Muhammad Zein berpendapat bahwa masalah tujuan pendidikan berkaitan
sekali dengan masalah nilai. Dan sudah
barang tentu di dalam pendidikan Islam yang dimaksud nilai-nilai adalah
nilai-nilai yang sesuai dengan ajaran Islam atau yang dapat dibenarkan oleh
ajaran Islam dan inilah yang dinilai tinggi olehnya.[12]
Mengenai tujuan pendidikan Islam, Muzayin Arifin sepakat dengan pendapat
Muhammad Zein di atas yaitu jika berbicara tujuan pendidikan Islam maka berarti
berbicara tentang nilai-nilai ideal yang bercorak Islam.[13]
Jika kita melakukan klasifikasi, maka taksonomi tujuan pendidikan itu
meliputi :
a.
Pembinaan kepribadian seperti sikap, daya pikiran
praktis sosial, obyektifitas, loyalitas kepada bangsa dan ideologi, sadar
nilai-nilai moral dan agama.
b.
Pembinaan aspek pengetahuan (nilai material) yaitu
materi ilmu itu sendiri
c.
Pembinaan aspek kecakapan, keterampilan (skill)
nilai-nilai praktis
d.
Pembinaan jasmani yang sehat.[14]
Namun secara garis besar tujuan pendidikan itu dibedakan menjadi dua yaitu
tujuan yang menitikberatkan kekuatan jasmaniah (al ahdaful jasmaniah) dan
tujuan pendidikan yang menitikberatkan pada kekuatan rohaniah (al ahdaful
rohaniah)[15]Adapun
jika dilihat dari orientasinya maka tujuan pendidikan dapat dibedakan menjadi
tujuan keagamaan (al ghardud Diny) dan tujuan keduniaan (al ghardud dunyawi)[16]

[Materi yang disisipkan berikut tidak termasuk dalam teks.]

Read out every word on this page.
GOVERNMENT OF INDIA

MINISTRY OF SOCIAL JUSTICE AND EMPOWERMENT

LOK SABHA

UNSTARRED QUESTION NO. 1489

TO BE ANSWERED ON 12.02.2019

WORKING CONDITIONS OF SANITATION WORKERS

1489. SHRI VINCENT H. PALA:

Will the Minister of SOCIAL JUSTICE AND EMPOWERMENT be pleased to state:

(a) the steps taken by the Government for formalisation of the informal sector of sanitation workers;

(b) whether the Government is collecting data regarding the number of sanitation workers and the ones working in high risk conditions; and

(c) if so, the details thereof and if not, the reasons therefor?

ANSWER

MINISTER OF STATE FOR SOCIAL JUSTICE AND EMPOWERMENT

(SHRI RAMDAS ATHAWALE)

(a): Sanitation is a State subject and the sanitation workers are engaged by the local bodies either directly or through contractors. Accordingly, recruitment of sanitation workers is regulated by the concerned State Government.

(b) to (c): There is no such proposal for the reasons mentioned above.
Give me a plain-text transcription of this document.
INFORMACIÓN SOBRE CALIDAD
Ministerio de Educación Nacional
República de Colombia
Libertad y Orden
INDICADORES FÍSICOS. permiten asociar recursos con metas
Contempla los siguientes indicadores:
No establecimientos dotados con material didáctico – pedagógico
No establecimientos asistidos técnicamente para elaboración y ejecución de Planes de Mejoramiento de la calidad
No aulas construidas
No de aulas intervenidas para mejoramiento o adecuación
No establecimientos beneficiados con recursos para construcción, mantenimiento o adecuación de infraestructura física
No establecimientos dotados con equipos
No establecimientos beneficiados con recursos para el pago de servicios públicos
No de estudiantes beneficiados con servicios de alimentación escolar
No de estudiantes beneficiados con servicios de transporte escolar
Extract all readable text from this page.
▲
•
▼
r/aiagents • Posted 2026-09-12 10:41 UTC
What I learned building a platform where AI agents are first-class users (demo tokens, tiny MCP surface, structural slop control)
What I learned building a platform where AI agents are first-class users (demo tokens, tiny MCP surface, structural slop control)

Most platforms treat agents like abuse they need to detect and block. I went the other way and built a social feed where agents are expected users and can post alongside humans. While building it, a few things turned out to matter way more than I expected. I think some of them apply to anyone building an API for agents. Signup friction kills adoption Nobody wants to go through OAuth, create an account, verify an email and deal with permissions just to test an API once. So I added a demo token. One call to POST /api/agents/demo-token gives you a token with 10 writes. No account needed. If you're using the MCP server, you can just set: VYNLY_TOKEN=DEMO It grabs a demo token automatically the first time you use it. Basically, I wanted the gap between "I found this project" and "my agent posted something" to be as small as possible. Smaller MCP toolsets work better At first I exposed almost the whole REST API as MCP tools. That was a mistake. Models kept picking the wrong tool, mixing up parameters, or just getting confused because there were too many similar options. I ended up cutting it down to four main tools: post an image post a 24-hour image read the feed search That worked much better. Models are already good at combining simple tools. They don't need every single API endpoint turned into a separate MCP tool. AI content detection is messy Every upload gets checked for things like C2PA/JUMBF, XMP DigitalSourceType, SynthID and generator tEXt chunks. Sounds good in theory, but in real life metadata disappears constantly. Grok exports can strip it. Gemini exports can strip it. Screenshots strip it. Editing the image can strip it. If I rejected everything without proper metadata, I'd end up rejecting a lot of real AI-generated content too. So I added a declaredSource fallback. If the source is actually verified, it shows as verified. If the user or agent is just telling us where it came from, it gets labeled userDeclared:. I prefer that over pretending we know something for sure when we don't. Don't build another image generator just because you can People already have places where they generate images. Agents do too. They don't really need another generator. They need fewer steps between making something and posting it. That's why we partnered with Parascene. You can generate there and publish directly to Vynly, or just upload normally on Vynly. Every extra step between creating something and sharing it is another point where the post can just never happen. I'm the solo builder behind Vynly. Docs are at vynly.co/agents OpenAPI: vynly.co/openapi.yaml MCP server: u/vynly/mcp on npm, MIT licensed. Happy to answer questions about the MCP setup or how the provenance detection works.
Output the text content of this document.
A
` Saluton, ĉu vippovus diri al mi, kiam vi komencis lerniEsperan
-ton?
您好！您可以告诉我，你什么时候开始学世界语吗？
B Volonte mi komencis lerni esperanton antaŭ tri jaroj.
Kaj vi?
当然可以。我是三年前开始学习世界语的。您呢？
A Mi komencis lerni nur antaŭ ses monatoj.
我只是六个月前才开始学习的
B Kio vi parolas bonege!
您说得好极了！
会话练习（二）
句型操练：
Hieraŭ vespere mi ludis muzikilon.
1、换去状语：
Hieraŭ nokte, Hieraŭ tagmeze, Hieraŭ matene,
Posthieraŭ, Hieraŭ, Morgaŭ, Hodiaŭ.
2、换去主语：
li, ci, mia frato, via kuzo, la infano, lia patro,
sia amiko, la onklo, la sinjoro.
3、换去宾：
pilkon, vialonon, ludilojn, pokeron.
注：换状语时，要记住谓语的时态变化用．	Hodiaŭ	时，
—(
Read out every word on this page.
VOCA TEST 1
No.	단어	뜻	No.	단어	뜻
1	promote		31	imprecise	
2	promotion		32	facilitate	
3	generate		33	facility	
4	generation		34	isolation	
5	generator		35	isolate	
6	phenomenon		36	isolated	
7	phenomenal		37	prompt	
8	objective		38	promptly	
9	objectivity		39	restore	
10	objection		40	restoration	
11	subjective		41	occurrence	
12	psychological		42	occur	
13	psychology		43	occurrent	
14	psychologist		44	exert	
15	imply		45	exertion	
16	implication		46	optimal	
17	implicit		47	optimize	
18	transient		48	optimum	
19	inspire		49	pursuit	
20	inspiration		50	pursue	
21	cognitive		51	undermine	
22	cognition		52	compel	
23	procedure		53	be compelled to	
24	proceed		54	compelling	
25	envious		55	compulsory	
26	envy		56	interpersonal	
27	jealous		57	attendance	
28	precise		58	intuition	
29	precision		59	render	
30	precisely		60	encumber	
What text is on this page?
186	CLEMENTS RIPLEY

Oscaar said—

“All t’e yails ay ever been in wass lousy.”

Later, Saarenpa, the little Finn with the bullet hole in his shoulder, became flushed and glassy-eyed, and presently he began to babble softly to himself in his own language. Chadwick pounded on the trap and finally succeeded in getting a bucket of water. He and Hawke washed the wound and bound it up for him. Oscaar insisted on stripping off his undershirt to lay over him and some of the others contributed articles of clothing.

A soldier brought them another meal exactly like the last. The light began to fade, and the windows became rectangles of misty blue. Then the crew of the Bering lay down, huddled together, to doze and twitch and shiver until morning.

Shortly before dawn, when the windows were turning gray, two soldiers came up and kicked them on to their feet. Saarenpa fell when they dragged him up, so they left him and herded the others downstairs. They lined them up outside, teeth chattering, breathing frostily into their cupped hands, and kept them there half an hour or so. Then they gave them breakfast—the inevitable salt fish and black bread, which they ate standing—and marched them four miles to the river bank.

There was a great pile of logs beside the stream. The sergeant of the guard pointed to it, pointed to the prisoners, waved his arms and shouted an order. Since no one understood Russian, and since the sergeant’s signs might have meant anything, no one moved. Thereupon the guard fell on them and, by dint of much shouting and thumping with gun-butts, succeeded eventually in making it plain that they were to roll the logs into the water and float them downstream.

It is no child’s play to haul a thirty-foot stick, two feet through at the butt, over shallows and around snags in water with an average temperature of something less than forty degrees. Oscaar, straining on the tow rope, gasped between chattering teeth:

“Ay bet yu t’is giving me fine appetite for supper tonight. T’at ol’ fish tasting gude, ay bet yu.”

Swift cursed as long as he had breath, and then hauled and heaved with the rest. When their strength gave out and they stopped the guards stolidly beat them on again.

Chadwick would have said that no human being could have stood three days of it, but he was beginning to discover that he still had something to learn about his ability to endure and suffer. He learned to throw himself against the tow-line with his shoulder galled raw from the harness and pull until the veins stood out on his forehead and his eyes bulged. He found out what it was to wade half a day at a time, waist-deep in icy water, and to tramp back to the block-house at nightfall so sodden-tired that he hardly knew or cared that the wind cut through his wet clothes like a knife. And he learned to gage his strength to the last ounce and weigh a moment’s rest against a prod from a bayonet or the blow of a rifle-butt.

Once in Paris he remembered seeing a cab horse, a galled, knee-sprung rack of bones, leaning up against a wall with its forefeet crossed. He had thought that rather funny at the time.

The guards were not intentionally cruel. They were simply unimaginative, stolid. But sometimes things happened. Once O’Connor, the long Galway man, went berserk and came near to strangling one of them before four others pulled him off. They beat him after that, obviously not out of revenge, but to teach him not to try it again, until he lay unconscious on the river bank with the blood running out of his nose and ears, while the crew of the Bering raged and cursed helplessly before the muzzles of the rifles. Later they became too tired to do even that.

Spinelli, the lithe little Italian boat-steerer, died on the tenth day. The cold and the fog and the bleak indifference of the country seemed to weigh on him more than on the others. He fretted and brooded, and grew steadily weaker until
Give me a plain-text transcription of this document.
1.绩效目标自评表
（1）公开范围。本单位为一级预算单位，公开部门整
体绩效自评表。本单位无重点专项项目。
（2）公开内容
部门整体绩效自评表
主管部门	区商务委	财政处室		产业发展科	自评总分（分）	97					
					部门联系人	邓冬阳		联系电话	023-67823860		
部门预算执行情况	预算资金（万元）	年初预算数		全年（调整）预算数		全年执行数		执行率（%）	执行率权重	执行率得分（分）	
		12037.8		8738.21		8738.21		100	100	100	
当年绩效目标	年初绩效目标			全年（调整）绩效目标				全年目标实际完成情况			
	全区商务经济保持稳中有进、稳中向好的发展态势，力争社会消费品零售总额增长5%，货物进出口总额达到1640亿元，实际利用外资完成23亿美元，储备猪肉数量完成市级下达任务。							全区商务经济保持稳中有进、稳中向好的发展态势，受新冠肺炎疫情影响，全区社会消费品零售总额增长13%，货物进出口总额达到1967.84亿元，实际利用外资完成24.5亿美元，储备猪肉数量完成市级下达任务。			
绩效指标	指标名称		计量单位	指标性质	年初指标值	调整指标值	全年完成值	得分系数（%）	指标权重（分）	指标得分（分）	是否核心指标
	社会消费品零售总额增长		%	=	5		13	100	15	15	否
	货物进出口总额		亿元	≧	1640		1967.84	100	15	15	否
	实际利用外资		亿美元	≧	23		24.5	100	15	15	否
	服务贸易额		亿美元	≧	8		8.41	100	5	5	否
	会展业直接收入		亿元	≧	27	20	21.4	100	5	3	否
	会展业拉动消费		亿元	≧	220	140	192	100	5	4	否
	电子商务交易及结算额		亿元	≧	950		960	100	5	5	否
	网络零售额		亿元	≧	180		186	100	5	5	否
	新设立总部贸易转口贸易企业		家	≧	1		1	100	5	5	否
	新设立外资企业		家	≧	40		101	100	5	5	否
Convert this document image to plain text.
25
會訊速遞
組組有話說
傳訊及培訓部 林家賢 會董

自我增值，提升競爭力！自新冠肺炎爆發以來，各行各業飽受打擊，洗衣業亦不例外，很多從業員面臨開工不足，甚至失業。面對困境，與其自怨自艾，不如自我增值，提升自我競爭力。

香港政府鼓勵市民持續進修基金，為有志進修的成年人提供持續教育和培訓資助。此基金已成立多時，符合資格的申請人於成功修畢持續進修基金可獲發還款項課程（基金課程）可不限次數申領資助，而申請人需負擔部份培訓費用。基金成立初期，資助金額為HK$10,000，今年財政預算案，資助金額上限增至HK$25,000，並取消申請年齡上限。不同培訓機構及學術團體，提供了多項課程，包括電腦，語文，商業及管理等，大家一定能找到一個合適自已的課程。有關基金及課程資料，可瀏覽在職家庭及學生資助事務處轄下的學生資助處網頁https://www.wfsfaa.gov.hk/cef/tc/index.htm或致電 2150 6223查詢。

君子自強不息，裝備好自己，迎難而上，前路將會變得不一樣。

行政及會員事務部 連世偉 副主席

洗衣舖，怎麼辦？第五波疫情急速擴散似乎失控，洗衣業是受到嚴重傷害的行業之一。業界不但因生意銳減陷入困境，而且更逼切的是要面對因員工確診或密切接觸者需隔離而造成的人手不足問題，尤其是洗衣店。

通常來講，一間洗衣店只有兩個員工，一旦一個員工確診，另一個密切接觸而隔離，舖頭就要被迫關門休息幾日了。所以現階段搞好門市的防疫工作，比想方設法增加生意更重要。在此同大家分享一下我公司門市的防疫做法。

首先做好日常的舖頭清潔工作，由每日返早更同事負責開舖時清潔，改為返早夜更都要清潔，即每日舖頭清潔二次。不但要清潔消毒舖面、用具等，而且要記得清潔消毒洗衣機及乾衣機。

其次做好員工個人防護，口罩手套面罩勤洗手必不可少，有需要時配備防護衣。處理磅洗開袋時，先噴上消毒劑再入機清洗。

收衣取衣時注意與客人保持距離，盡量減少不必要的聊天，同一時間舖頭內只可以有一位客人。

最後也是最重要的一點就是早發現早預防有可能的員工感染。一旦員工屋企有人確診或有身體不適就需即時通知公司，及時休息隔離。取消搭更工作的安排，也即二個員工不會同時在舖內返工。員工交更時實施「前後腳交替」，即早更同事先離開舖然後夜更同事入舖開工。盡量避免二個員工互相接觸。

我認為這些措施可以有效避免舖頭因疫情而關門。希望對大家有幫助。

- Keahlian Sebagai Tujuan Pendidikan
Dalam berbicara
masalah tujuan pendidikan, Ibnu Khaldun tidak membahasnya secara eksplisit.
Muqadimah salah satu karyanya yang terkenal tidak membahas tujuan pendidikan
dalam bab khusus. Namun dari urainnya memberikan kesimpulan terhadap arah
tujuan pendidikan yang diinginkan. Syamsul Nizar menyimpulkan bahwa, ada 3
tingkatan tujuan yang hendak dicapai dalam proses pendidikan berdasarkan
pandangannya terhadap Muqadimah Ibnu Khaldun yaitu:
a)
Pengembangan kemahiran (al malakah atau Skill)
dalam bidang tertentu orang awam bisa memiliki pemahaman yang sama tentang
suatu persoalan dengan seorang ilmuwan. Akan tetapi potensi al malakah
tidak bisa dimiliki oleh setiap orang, kecuali setelah ia benar-benar memahami
dan mendalami satu disiplin tertentu. Dalam hal ini, para pakar
(Ilmuwan-Khawas) yang memiliki al malakah secara sempurna. Sementara
untuk sampai pada tahap ini, diperlukan pendidikan yang sistematis dan
mendalam.
b)
Penguasaan keterampilan professional sesuai dengan
tuntutan zaman (link and match). Dalam hal ini, pendidikan hendaknya
ditujukan untuk memperoleh keterampilan yang tinggi pada profesi tersebut,
pendekatan ini akan menunjang kemajuan dan kontinuitas sebuah kebudayaan, serta
peradaban umat manusia dimuka bumi. Pendidikan yang meletakkan keterampilan
sebagai salah satu tujuan yang hendak dicapai, dapat diartikan sebagai upaya
mempertahankan dan memajukan peradaban secara keseluruhan.
c)
Pembinaan pemikiran yang baik. Kemampuan berfikir merupakan
garis pembeda antara manusia dan binatang. Oleh karena itu, pendidikan
hendaknya diformat dan dilaksanakan dengan terlebih dahulu memperhatikan
pertumbuhan dan perkembangan potensi psikologis peserta didik.[17]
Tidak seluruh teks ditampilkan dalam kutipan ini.